Thematically, opportunities to learn about the local environment and nature themes are prominent across the campus. Paths of animal footprints native to California are implanted throughout the hospital’s gardens for visitors to follow and learn about the state’s diverse wildlife. The main elevator core on each level of the new facility is built to look like a tree growing through the center of the building, clad in reclaimed old growth redwood salvaged from the deconstructed Moffett Field hangar in Mountain View, California.
Aspects of California’s ecosystems are also part of the foundation for the building’s visual “way-finding” system, implemented to help direct people through the building. Stanford University ecologists and patients at the existing Packard Children’s Hospital helped select two animal “ambassadors” native to each floor’s eco-region. Sculptures of them are tucked into stone niches along the main entrance and are repeated near the elevators and in colorful signs on each floor, helping families find their way around.
Patients — and their siblings — also helped the design committee select interactive play structures for the hospital’s gardens and large animal structures that serve as directional landmarks on each floor. Artist Sherri Warner Hunter conducted workshops during which patients created crayon and oil pastel drawings of rocky shore creatures, and the drawings have been turned into mosaics that are inset on the underside of several of the play structures and furniture in the garden.
“This is a Northern California hospital in a place where people value preservation of species and nature. It was important to create a building that exhibited stewardship of those values,” Guenther says.

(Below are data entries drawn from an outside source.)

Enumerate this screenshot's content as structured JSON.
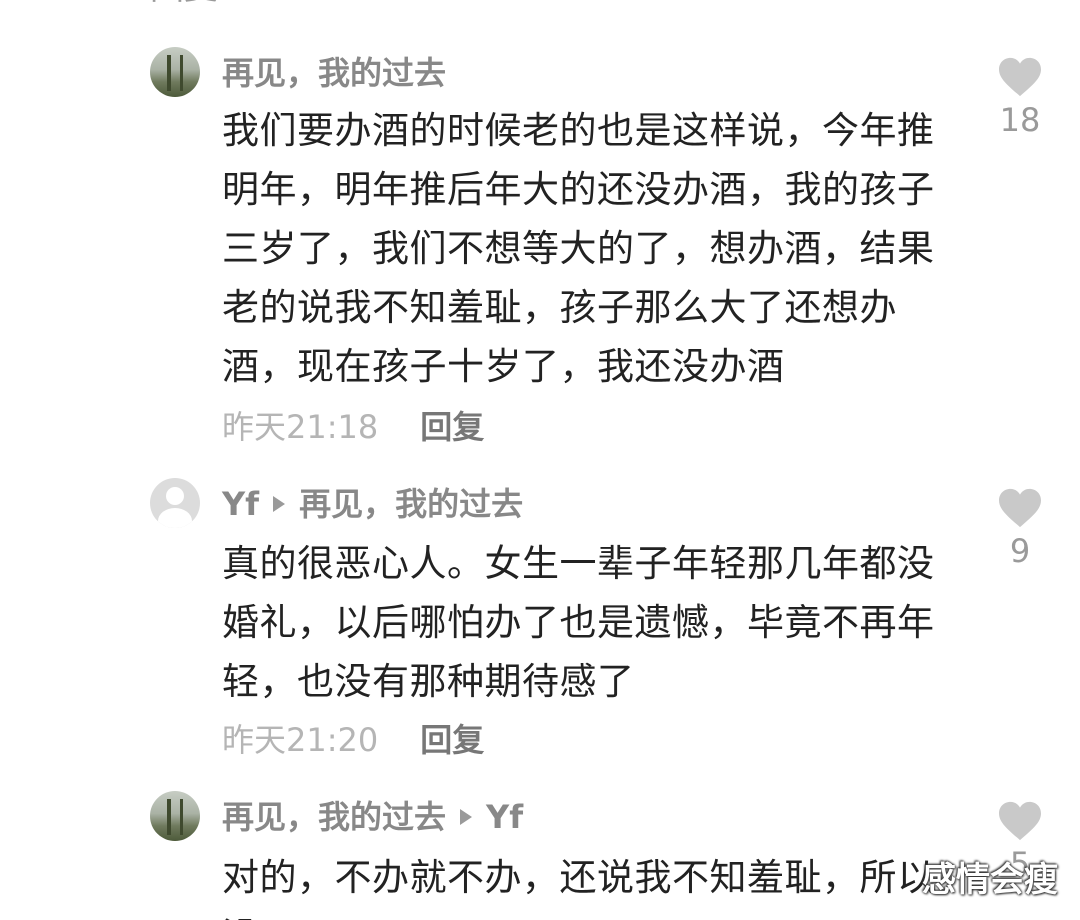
{
  "top_cut_text": "回复",
  "replies": [
    {
      "author": "再见，我的过去",
      "reply_to": "",
      "content": "我们要办酒的时候老的也是这样说，今年推明年，明年推后年大的还没办酒，我的孩子三岁了，我们不想等大的了，想办酒，结果老的说我不知羞耻，孩子那么大了还想办酒，现在孩子十岁了，我还没办酒",
      "time": "昨天21:18",
      "reply_label": "回复",
      "likes": "18",
      "avatar": "photo-avatar"
    },
    {
      "author": "Yf",
      "reply_to": "再见，我的过去",
      "content": "真的很恶心人。女生一辈子年轻那几年都没婚礼，以后哪怕办了也是遗憾，毕竟不再年轻，也没有那种期待感了",
      "time": "昨天21:20",
      "reply_label": "回复",
      "likes": "9",
      "avatar": "default-user-avatar"
    },
    {
      "author": "再见，我的过去",
      "reply_to": "Yf",
      "content": "对的，不办就不办，还说我不知羞耻，所以没",
      "likes": "5",
      "avatar": "photo-avatar"
    }
  ],
  "watermark": "感情会瘦",
  "colors": {
    "like_heart": "#c9c9c9",
    "name": "#888888",
    "content": "#222222",
    "time": "#b5b5b5"
  }
}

But an element of whimsy fit for children remains. At first, the inclusion on the third floor of a life-size sculpture of a pair of hadrosaurs — the only known dinosaurs to live in Northern California — worried parents on the design committee. “We were concerned that a dinosaur would be scary to little kids,” Flynn recalls. So at the suggestion of the design committee, the dinosaurs are wearing bunny slippers to make them look more friendly.

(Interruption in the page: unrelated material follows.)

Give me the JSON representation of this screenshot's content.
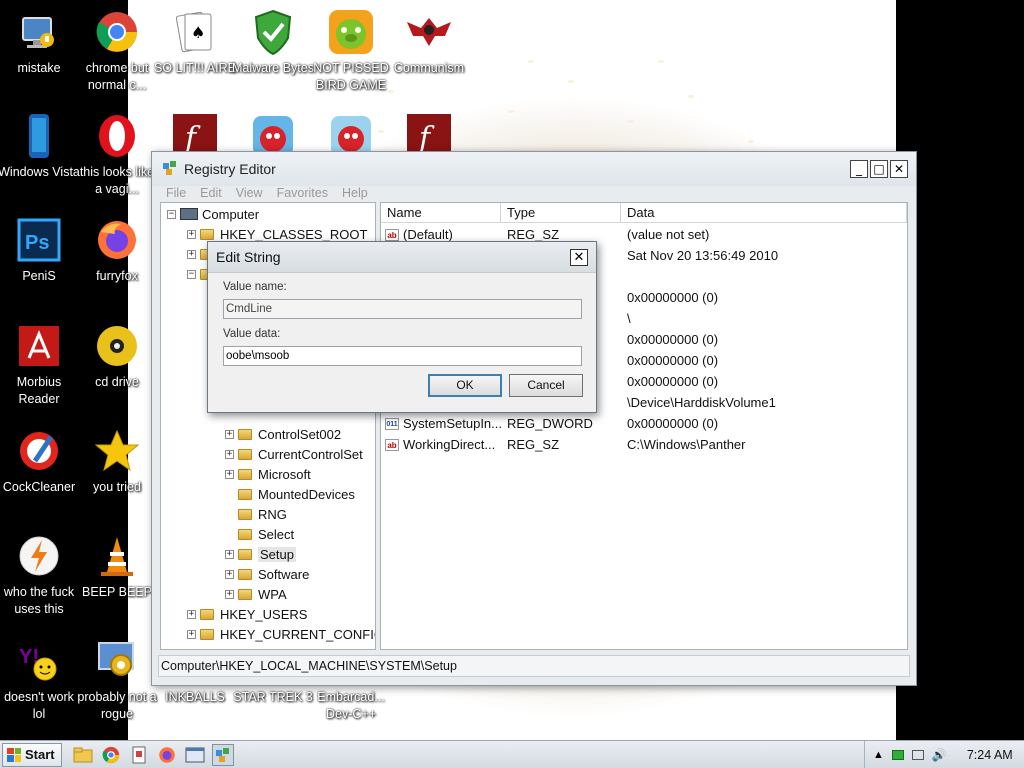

Indoor playrooms on each floor, designated by age group, provide spaces for pet therapy, arts and crafts, group games and other activities that involve the whole family.

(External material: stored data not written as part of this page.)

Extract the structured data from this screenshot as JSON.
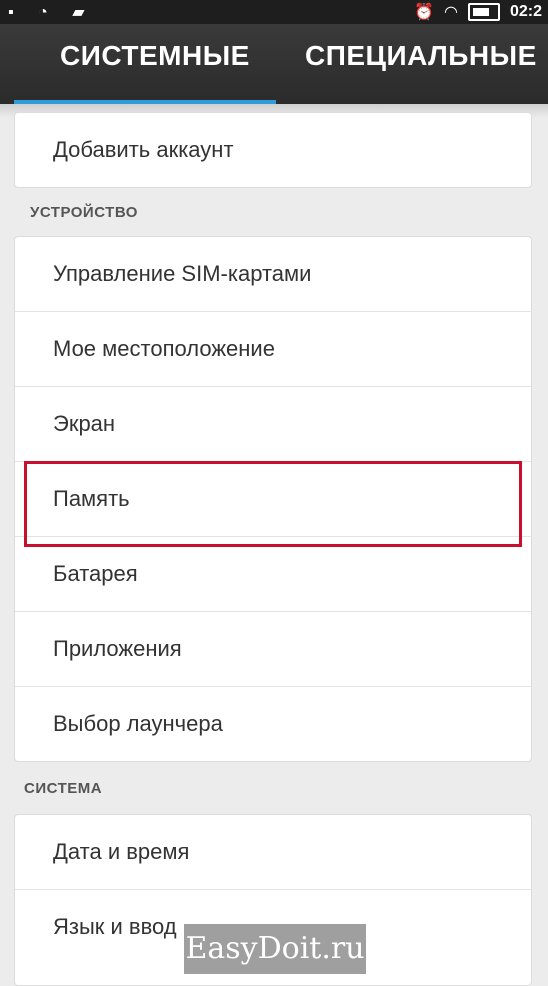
{
  "status_bar": {
    "left_icons": "▪ ◔ ▰",
    "time": "02:2"
  },
  "tabs": [
    {
      "label": "СИСТЕМНЫЕ",
      "active": true
    },
    {
      "label": "СПЕЦИАЛЬНЫЕ",
      "active": false
    }
  ],
  "accounts": {
    "add_account": "Добавить аккаунт"
  },
  "device": {
    "section_title": "УСТРОЙСТВО",
    "items": [
      "Управление SIM-картами",
      "Мое местоположение",
      "Экран",
      "Память",
      "Батарея",
      "Приложения",
      "Выбор лаунчера"
    ]
  },
  "system": {
    "section_title": "СИСТЕМА",
    "items": [
      "Дата и время",
      "Язык и ввод"
    ]
  },
  "highlight_color": "#c8102e",
  "accent_color": "#2f9bd8",
  "watermark": "EasyDoit.ru"
}
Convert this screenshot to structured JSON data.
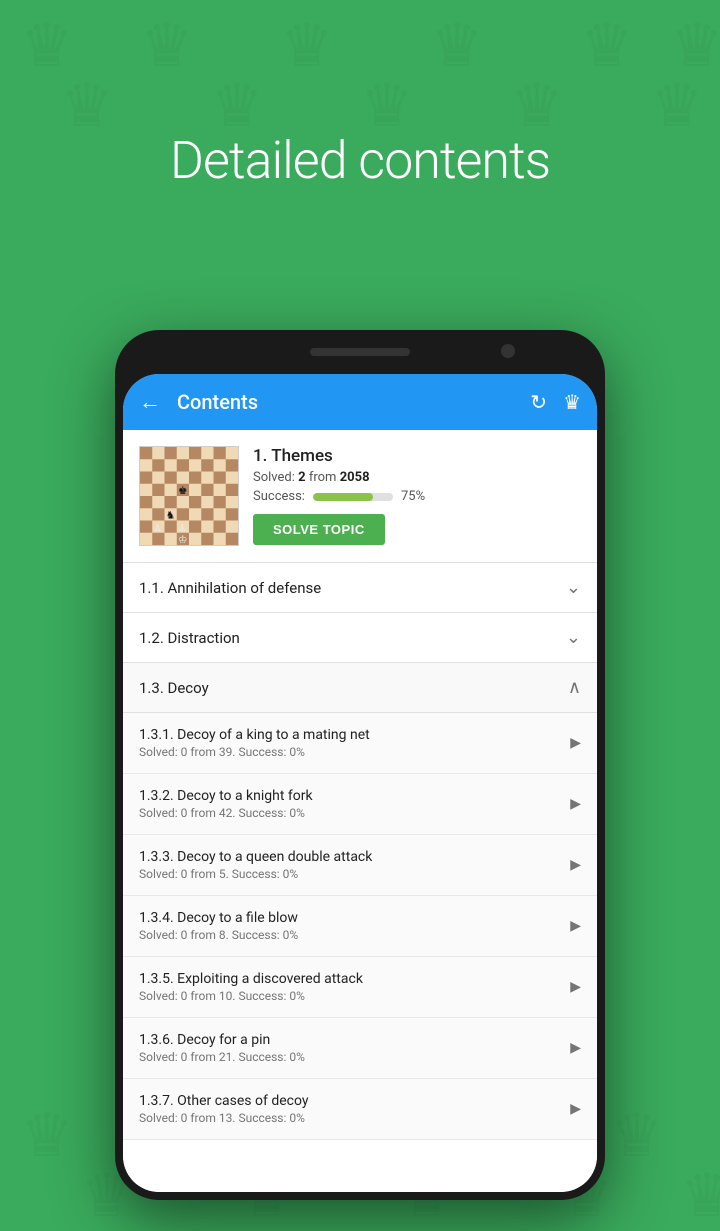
{
  "page": {
    "bg_color": "#3aaa5c",
    "title": "Detailed contents"
  },
  "app_bar": {
    "back_label": "←",
    "title": "Contents",
    "icon_refresh": "↻",
    "icon_app": "♛"
  },
  "topic_header": {
    "title": "1. Themes",
    "solved_label": "Solved:",
    "solved_count": "2",
    "solved_from": "from",
    "solved_total": "2058",
    "success_label": "Success:",
    "success_pct": "75%",
    "progress_fill_pct": 75,
    "solve_btn_label": "SOLVE TOPIC"
  },
  "list_items": [
    {
      "id": "1.1",
      "title": "1.1. Annihilation of defense",
      "subtitle": "",
      "type": "collapsed",
      "subitems": []
    },
    {
      "id": "1.2",
      "title": "1.2. Distraction",
      "subtitle": "",
      "type": "collapsed",
      "subitems": []
    },
    {
      "id": "1.3",
      "title": "1.3. Decoy",
      "subtitle": "",
      "type": "expanded",
      "subitems": [
        {
          "title": "1.3.1. Decoy of a king to a mating net",
          "subtitle": "Solved: 0 from 39. Success: 0%"
        },
        {
          "title": "1.3.2. Decoy to a knight fork",
          "subtitle": "Solved: 0 from 42. Success: 0%"
        },
        {
          "title": "1.3.3. Decoy to a queen double attack",
          "subtitle": "Solved: 0 from 5. Success: 0%"
        },
        {
          "title": "1.3.4. Decoy to a file blow",
          "subtitle": "Solved: 0 from 8. Success: 0%"
        },
        {
          "title": "1.3.5. Exploiting a discovered attack",
          "subtitle": "Solved: 0 from 10. Success: 0%"
        },
        {
          "title": "1.3.6. Decoy for a pin",
          "subtitle": "Solved: 0 from 21. Success: 0%"
        },
        {
          "title": "1.3.7. Other cases of decoy",
          "subtitle": "Solved: 0 from 13. Success: 0%"
        }
      ]
    }
  ]
}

“There is endless evidence that supports the medical need for healing elements in the hospital. But at the end of the day, what makes it work is that it feels very human. What we wanted was an expansion of Lucile Packard’s original vision that would not lose the charm and the humanity of the original,” Guenther says.
“As a parent who has had a sick child,any time you step foot into a hospital it brings back a rush of emotions. Some good, some challenging,” Flynn reflects. “For me, despite the difficult memories, I always had this feeling that the hospital was a pleasant place to be and I tend to get filled with an overwhelming amount of gratitude for that. I keep envisioning my son in the new space at 2 and 3 years old. He would have absolutely loved the new garden, the sculptures, the opportunity for exploration.”
Wayman echoes that: “Parents bring the lived experience with them. They’ve walked the walk with their children. While care teams’ lived experience is providing care and they have an invaluable perspective on the safety and efficiency of the new design, families look at it with heart. And no one else can do that.”